During a visit to Detroit, U.S. Energy Secretary Jennifer Granholm announced $3.1 billion in funding opportunities for electric vehicle battery production.

"Right now, the processing of the materials that go into that battery largely happen in China. We don’t have any processing in the United States, and that means more jobs," she said.

Companies can apply for funding.

"They will have to supply a match of the funding so the $3.1 billion ends up becoming 6.2 billion," she said. "That’s a lot of money to build out this part of the supply, chain and that means that’s a lot of jobs."

Creating jobs means creating a labor force that handle the work. Focus: Hope in Detroit says it's ready for the challenge. 

"You are in the machinist training institute. It is our longest running workforce development program," said Kevin Green, with Focus: Hope.

Republican leaders weighed in on the announcement. 

"Photo-ops and feel-good messages will do nothing to erase the pain Jennifer Granholm and Joe Biden have caused Michiganders as they struggle to afford gas that is over $4.00 per gallon and worry about the repercussions their families will face if Democrats shut down Line 5," said Republican National Committee Spokesperson Preya Samsundar in a statement.

But as U.S. automakers put EVs on the market, Congresswoman Debbie Dingell is confident Detroit will play a key role in processing batteries.

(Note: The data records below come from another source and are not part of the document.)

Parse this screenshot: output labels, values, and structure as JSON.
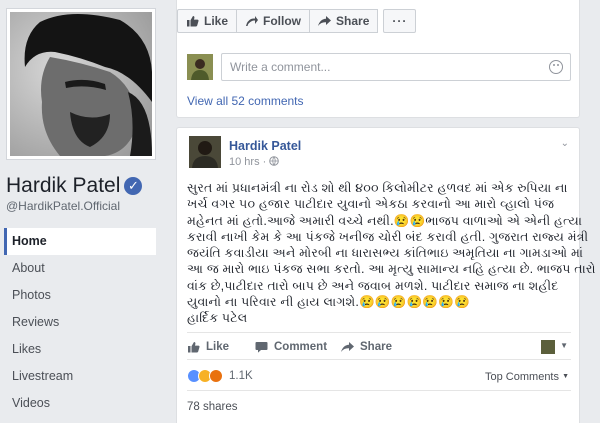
{
  "page": {
    "name": "Hardik Patel",
    "handle": "@HardikPatel.Official",
    "verified_mark": "✓"
  },
  "nav": {
    "items": [
      {
        "label": "Home",
        "active": true
      },
      {
        "label": "About"
      },
      {
        "label": "Photos"
      },
      {
        "label": "Reviews"
      },
      {
        "label": "Likes"
      },
      {
        "label": "Livestream"
      },
      {
        "label": "Videos"
      }
    ]
  },
  "top_actions": {
    "like": "Like",
    "follow": "Follow",
    "share": "Share",
    "more": "···"
  },
  "comments": {
    "placeholder": "Write a comment...",
    "view_all": "View all 52 comments"
  },
  "post": {
    "author": "Hardik Patel",
    "time": "10 hrs",
    "time_sep": "·",
    "chevron": "⌄",
    "lines": [
      "સુરત માં પ્રધાનમંત્રી ના રોડ શો થી ૪૦૦ કિલોમીટર હળવદ માં એક રુપિયા ના",
      "ખર્ચ વગર ૫૦ હજાર પાટીદાર યુવાનો એકઠા કરવાનો આ મારો વ્હાલો પંજ",
      "મહેનત માં હતો.આજે અમારી વચ્ચે નથી.😢😢ભાજપ વાળાઓ એ એની હત્યા",
      "કરાવી નાખી કેમ કે આ પંકજે ખનીજ ચોરી બંદ કરાવી હતી. ગુજરાત રાજ્ય મંત્રી",
      "જયંતિ કવાડીયા અને મોરબી ના ધારાસભ્ય કાંતિભાઇ અમૃતિયા ના ગામડાઓ માં",
      "આ જ મારો ભાઇ પંકજ સભા કરતો. આ મૃત્યુ સામાન્ય નહિ હત્યા છે. ભાજપ તારો",
      "વાંક છે,પાટીદાર તારો બાપ છે અને જવાબ મળશે. પાટીદાર સમાજ ના શહીદ",
      "યુવાનો ના પરિવાર ની હાય લાગશે.😢😢😢😢😢😢😢",
      "હાર્દિક પટેલ"
    ],
    "actions": {
      "like": "Like",
      "comment": "Comment",
      "share": "Share"
    },
    "reactions_count": "1.1K",
    "top_comments": "Top Comments",
    "shares": "78 shares"
  },
  "colors": {
    "brand": "#4267b2",
    "link": "#365899",
    "background": "#e9ebee"
  },
  "icons": [
    "thumbs-up-icon",
    "follow-icon",
    "share-arrow-icon",
    "more-icon",
    "emoji-icon",
    "globe-icon",
    "comment-icon"
  ]
}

"This state this city put the world on wheels, and we are going to lead the world in continuing to be the mobility leader," she said. "We’re not going tp lead China lead in producing those minerals –  we’re going to bring it home." 

Autoworkers are also excited.

"We’re very excited in the UAW about these investments. This is a moment that will never happen in our lifetime again, a complete transformation of the auto industry," said Cindy Estrada, with UAW.